Trump win emboldens Israeli right wing

Submitted by martin on 23 November, 2016 - 2:54 Author: Ira Berkovic

Ministers in Israel's hard-right government have voted unanimously for a bill that seeks to retroactively legitimise settlement outposts built illegally on Palestinian land in the West Bank. It then passed its first reading in the Knesset, the Israeli parliament, by 58 votes to 50.

A 25 December deadline for the evacuation of the Amona settlement outpost, northeast of Ramallah, still stands, after courts rejected a government bid to delay it, but if the new bill becomes law, between 2,000 and 3,000 settler homes built illegally on private Palestinian land, including Amona, could be legitimised.

The bill, which requires three Knesset readings to become law, proposes to offer compensation to Palestinian landowners who can prove their ownership of land on which settlements were built. Mariam Hammad, a Palestinian from Silwad, near to Amona, said: “I don't want any money. I want the land I remember from when I was seven years old and would help my family harvest the potatoes and tomatoes we used to grow.”

Israeli Attorney General Avichai Mendelblit made clear that the bill contradicts international law, and that he would be unable to defend it in the High Court of Justice.

The debate around the bill has accentuated some strategic differences of approach within Benjamin Netanyahu's right-wing coalition. Netanyahu himself, vociferously pro-settlement but perhaps fearful of further international isolation, sought to postpone both the Amona eviction and the vote on the legalisation bill. Education Minister Naftali Bennett has positioned himself as more explicitly pro-Amona, speaking directly to settler protesters, and arguing for an earlier vote on the bill as a potential way to stave off the evacuation of Amona.

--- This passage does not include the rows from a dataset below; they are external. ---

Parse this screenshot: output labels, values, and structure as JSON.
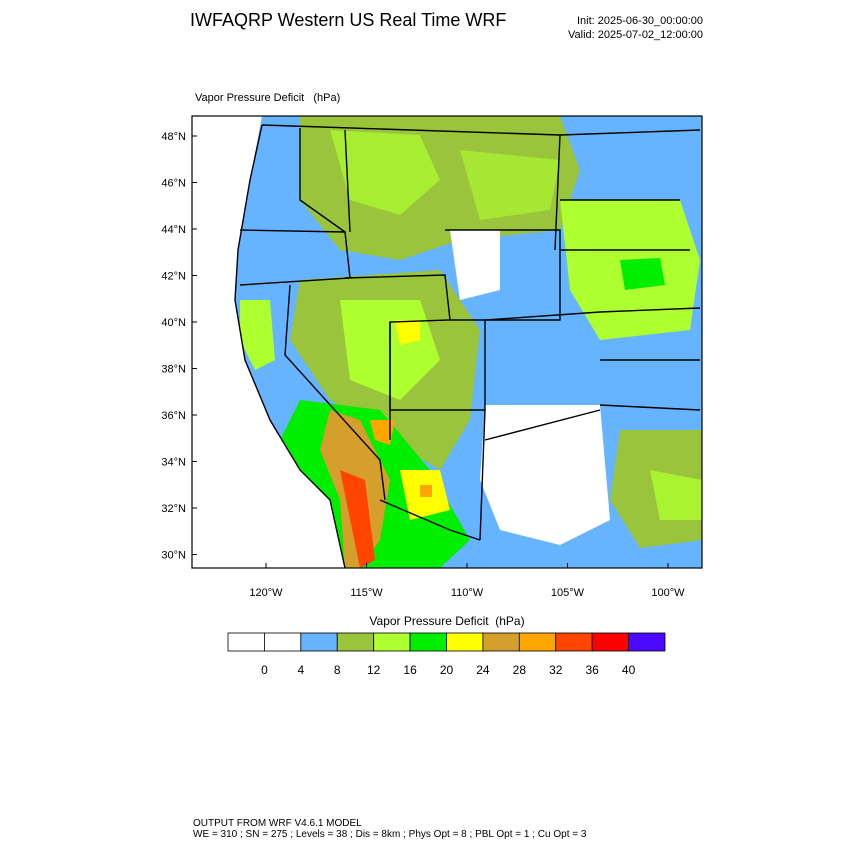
{
  "header": {
    "title": "IWFAQRP Western US Real Time WRF",
    "init": "Init: 2025-06-30_00:00:00",
    "valid": "Valid: 2025-07-02_12:00:00"
  },
  "map": {
    "field_label": "Vapor Pressure Deficit   (hPa)",
    "lat_labels": [
      "48°N",
      "46°N",
      "44°N",
      "42°N",
      "40°N",
      "38°N",
      "36°N",
      "34°N",
      "32°N",
      "30°N"
    ],
    "lon_labels": [
      "120°W",
      "115°W",
      "110°W",
      "105°W",
      "100°W"
    ]
  },
  "colorbar": {
    "title": "Vapor Pressure Deficit  (hPa)",
    "colors": [
      "#ffffff",
      "#ffffff",
      "#66b3ff",
      "#99c43b",
      "#adff2f",
      "#00ee00",
      "#ffff00",
      "#d4a02b",
      "#ffa500",
      "#ff4500",
      "#ff0000",
      "#4b0aff"
    ],
    "ticks": [
      0,
      4,
      8,
      12,
      16,
      20,
      24,
      28,
      32,
      36,
      40
    ]
  },
  "footer": {
    "line1": "OUTPUT FROM WRF V4.6.1 MODEL",
    "line2": "WE = 310 ; SN = 275 ; Levels = 38 ; Dis = 8km ; Phys Opt = 8 ; PBL Opt = 1 ; Cu Opt = 3"
  }
}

Netanyahu and Avigdor Lieberman, politically one of the most rabidly ethno-nationalist figures in the coalition but a key ally of the Prime Minister, have accused Bennett of reckless posturing. Netanyahu had previously said his government would “examine the possibility of evacuating [Amona] with responsibility”.

Lieberman has said that the government's main aim should be to ally itself closely to Donald Trump. Many Israeli chauvinists see Trump's election as a green light for an expanded settlement-building programme, which Barack Obama's administration opposed, albeit mealy-mouthedly. However, they are concerned not to be seen to be reckless, and are eager to work out an agreement with Trump. Lieberman said: “Anyone who fears for the future of the Jewish settlements in Judea and Samaria [the Israeli nationalist right's term for the West Bank] understands that at this moment the most important thing is to coordinate positions with the new American administration. This is the first time there's a right-wing government in Israel, a Republican president and a Republican majority in the Senate and Congress, so facts on the ground must not be created and the incoming administration must not be embarrassed”. Lieberman has also opposed those who have urged physical resistance to the Amona evacuation.

The dispute in the coalition, then, is essentially over how quickly and aggressively to accelerate the colonial occupation of the Palestinian people. Although figures like Lieberman have flirted with genocidal discourse and come close to advocating ethnic cleansing, the pragmatic strategy of the Israeli nationalist right is not to exterminate the Palestinians, but to use settlement expansion as a means to establish a “Greater Israel” as a fixed reality, and snuff out any possibility of an independent Palestinian state. Those Palestinians who do not wish to be second-class citizens in a Greater Israel will need to be subjugated into acceptance.

Trump's election gives them a huge boost, although Lieberman and Netanyahu's caution shows that the Israeli government does not yet have a clear strategy for how to capitalise on that opportunity.

Meanwhile, the Israeli left and peace movement, embattled and marginalised by Netanyahu's increasingly authoritarian, Putin-esque regime, is attempting to resist the settler movement. Zehava Galon, chairperson of the soft-left party Meretz, said: “The government gave in to the extreme right, and is enacting a law bypassing the High Court that is meant to legitimize a theft that has already taken place, the robbery of land belonging to Palestinians. The formalization bill isn’t meant only to regulate Amona, if it passes – illegal construction of more houses built on private Palestinian land will be legitimized in the same way. The Israeli government's ministers don’t give a damn, not only for the High Court, but also for the prime minister, only to carry favor with a group of law-breaking settlers.”
Ayman Odeh, a Knesset member and leader of the left-wing party Hadash, said: “The government ripped off its mask and has begun the process of annexation of the West Bank, thereby sending a clear message to the world that it does not see the occupation as a temporary situation and is not looking towards a solution.”

Gush Shalom, the anti-occupation campaigning organisation, used its weekly full-page advert in Israeli liberal newspaper Ha'aretz to proclaim: “Not only Amona - All settlements are illegal. No “Legalization bill” could possibly whitewash them.”